Senator Hillary Clinton. Photo courtesy clinton.senate.gov

By Brigid Gaffikin, Bay City News Service

January 29, 2006

SAN FRANCISCO (BCN) -- Sen. Hillary Rodham Clinton received an enthusiastic welcome when she spoke Saturday with television personality Jane Pauley at a fundraising evening for the charitable programs of the Bar Association of San Francisco.

Clinton arrived around 30 minutes late for Saturday's event at the Nob Hill Masonic Center, which was scheduled to begin at 8:15 p.m.

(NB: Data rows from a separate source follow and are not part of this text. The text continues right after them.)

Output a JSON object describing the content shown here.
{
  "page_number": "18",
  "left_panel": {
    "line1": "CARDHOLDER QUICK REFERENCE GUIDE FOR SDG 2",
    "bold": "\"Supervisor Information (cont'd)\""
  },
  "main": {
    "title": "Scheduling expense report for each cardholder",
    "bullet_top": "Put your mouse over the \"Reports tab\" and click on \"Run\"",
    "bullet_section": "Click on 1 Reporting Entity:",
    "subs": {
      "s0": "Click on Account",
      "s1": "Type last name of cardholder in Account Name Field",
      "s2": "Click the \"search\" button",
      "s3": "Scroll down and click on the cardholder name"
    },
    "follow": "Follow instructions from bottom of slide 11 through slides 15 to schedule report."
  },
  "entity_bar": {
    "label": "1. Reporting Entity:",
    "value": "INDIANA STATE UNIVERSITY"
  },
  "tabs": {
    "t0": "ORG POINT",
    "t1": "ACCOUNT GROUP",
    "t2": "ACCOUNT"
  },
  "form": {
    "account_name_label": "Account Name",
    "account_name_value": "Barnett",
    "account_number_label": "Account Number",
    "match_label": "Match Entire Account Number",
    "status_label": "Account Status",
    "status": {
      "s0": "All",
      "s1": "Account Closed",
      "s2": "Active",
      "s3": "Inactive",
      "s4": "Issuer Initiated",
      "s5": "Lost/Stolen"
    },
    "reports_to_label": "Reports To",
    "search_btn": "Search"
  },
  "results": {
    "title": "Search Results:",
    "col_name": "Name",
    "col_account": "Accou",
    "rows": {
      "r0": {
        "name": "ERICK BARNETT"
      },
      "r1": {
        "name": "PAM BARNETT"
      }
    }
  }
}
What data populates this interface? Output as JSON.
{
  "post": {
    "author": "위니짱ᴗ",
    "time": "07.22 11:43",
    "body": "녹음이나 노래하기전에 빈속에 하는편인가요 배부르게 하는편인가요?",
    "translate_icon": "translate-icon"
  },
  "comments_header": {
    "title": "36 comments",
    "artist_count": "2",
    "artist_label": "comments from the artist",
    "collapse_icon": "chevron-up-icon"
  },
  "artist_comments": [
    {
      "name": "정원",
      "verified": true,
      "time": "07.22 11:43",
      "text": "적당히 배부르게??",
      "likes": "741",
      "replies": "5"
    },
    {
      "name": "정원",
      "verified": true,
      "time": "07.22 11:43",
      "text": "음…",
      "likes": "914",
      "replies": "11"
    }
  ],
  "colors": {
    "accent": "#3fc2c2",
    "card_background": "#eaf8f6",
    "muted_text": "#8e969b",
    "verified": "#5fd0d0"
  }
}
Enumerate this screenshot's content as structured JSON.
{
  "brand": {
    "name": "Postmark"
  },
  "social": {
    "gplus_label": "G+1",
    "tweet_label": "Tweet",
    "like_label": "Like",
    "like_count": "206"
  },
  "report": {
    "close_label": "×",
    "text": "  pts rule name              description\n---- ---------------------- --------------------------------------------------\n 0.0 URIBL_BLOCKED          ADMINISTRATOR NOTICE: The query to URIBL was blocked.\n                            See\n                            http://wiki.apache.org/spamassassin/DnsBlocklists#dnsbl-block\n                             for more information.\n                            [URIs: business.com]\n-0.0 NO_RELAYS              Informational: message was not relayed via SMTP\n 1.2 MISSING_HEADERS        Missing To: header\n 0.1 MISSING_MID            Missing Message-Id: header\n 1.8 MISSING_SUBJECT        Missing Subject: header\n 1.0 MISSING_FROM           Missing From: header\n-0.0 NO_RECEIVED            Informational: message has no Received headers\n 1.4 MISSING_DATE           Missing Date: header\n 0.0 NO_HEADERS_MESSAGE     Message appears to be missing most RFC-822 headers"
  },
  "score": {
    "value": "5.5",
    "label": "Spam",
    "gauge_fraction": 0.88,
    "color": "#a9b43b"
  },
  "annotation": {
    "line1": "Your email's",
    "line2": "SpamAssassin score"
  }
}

But when she strode onto the stage, dressed in an orange cheongsam-style shirt and black pants, the audience burst into whooping and cheering, showing no sign of the frustration apparent earlier at her late arrival.

Clinton spoke for close to 90 minutes on a range of topics both domestic and international, and seemed to enjoy a warm repartee with the audience, making jokes and getting laughs from the crowded auditorium.

Some topics were not broached, such as the upcoming full Senate hearings for the nomination to the U.S. Supreme Court of Judge Samuel Alito.

The underlying theme of Clinton's conversation was her charge that the Bush administration prefers ideology over facts and is riddled with a "combination of arrogance and incompetence."

"In a democracy there has to be some factual basis on which you make decisions," she said, referring to what she said was the administration's failure to handle adequately issues such as the prescription drug needs of many Americans.

She returned to this theme again in her criticism of the administration's handling of the aftermath of Hurricane Katrina.

"We are now watching a deliberate policy of neglect take root" in hurricane-afflicted regions, she said, and added that she even suspected the Republican leadership was happy to see depopulated and traditionally Democrat parts of Louisiana remain unreconstructed.

Clinton spoke at length on foreign policy and seemed especially keen to elaborate on the recent Palestinian elections, affirming the President's declaration that the U.S. cannot negotiate with a government that advocates violence and the destruction of Israel.

On other international topics she lamented what she regarded as the absence of leadership in the U.S.

The administration has been "outsourcing our policy on Iran to the Europeans," she said, and added that American policy toward North Korea has been passed on to China.

Clinton's position on the war in Iraq received attention even
before she arrived.

Already by around 6 p.m. protestors had gathered outside the Masonic Center, waving signs and banners. Several groups, including Code Pink and World Can't Wait, protested Clinton's support of the war in Iraq.

"She's really let us down," said Corrine Goldstick of Berkeley, a member of Code Pink.

"There's a myth that because she's a woman [and] she's a Democrat,
she's our best bet," said Not in Our Name member Maya Jones of Oakland.

Protests continued while Clinton's conversation with Pauley was underway when a few demonstrators seated in the auditorium's gallery twice shouted their opposition to the war in Iraq and threw a pink banner across the balcony.

Police removed five protestors from the auditorium and booked two for trespassing, according to San Francisco police.

But Clinton remained unruffled and continued to talk through the shouting, although at one point she remarked, raising her eyebrows, "I think I've spent more time talking to soldiers than some people have."

She defended her voting record in support of the war.

"I don't regret my vote. I regret the way he used the authority," she said, referring to the timing of the President's and the administration's discussion of Iraq at the United Nations and the subsequent invasion on Iraq.

Clinton argued against withdrawing troops before sectarian violence in Iraq has ended.

"We cannot root for failure" in a post-election Iraq, she said.

Clinton also framed her conversation about Iraq in terms of her experiences as a senator from New York, which, she said, has experienced the second-highest casualty rate of any state.

Clinton's steady criticism of the Bush administration drew ever more enthusiastic applause from the audience.

Toward the end of the evening, when she alluded to the recent controversy about the close relationships between some lobbyists and elected officials as "the real corruption," the audience erupted into hissing and loud clapping.

The evening appeared to satisfy Clinton's Bay Area supporters even after Pauley signaled an end to the conversation, as hundreds of supporters crowded the area in front of the stage, waiting excitedly as Clinton signed autographs and spoke with audience members.